We wrote a lot about love, about what it means to accept someone flaws and all. We agreed there are no perfect people, but that doesn't mean we had to let ourselves be abused by those who were both imperfect and mean.

About six months after we had been writing to each other she got involved in an abusive relationship. It went bad after a month and it left her terrified and drained. She asked me for help. We lived too far away from each other for me to gather up some big old dudes and go pay her boyfriend a vist, so I got some virtual help. At the time I was on a discussion list and I asked the women on there for donations to help her get out of the abusive situation she was in. They came through as only women can and the money they donated helped her get away and spend her final days without worrying about being beat up for crying.

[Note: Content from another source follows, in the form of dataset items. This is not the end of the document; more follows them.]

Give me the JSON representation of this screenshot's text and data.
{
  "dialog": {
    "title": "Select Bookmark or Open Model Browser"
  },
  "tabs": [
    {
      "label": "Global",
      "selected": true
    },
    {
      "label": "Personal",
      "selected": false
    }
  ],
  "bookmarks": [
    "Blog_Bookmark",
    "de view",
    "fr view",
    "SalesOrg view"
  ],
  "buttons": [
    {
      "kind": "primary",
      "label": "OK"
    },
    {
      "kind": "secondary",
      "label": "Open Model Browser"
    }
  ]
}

I remember the day she emailed me from her one room studio apartment that let her feel safe for the first time in many years. I cried and cried for her that day, for all women who find the courage and the means to leave. My mother never did and we all suffered for it. My pen pal became a symbol of hope for all women the day she walked out that door. I wanted so much to hug her but had to satisfy myself with sending her a bouquet of flowers I couldn't really afford but needed to send anyway.

In the last month she wrote less and I could tell she was having a difficult time. Social services provided a caretaker for her so she wouldn't die alone on the floor trying to reach the phone, which was her greatest fear. "I want to be alone but I don't want to die alone and helpless," she wrote me in one of her final emails.

I didn't hear from her all last week and I knew then she was gone. This morning there was a bulk email from one of her relatives who didn't identify his relationship to her. It said simply that she died yesterday and her mail account would be closed in a few days. There would be no services.

And with that, it was over. I knew she had suffered a lot in the last couple months, that even the pain medicine didn't help. I knew she was ready for it to be over and in my heart I have to find a way to let her go peacefully. But today I miss her. Today I have all kinds of unfinished words to say to her, but I will leave it at two: thank you.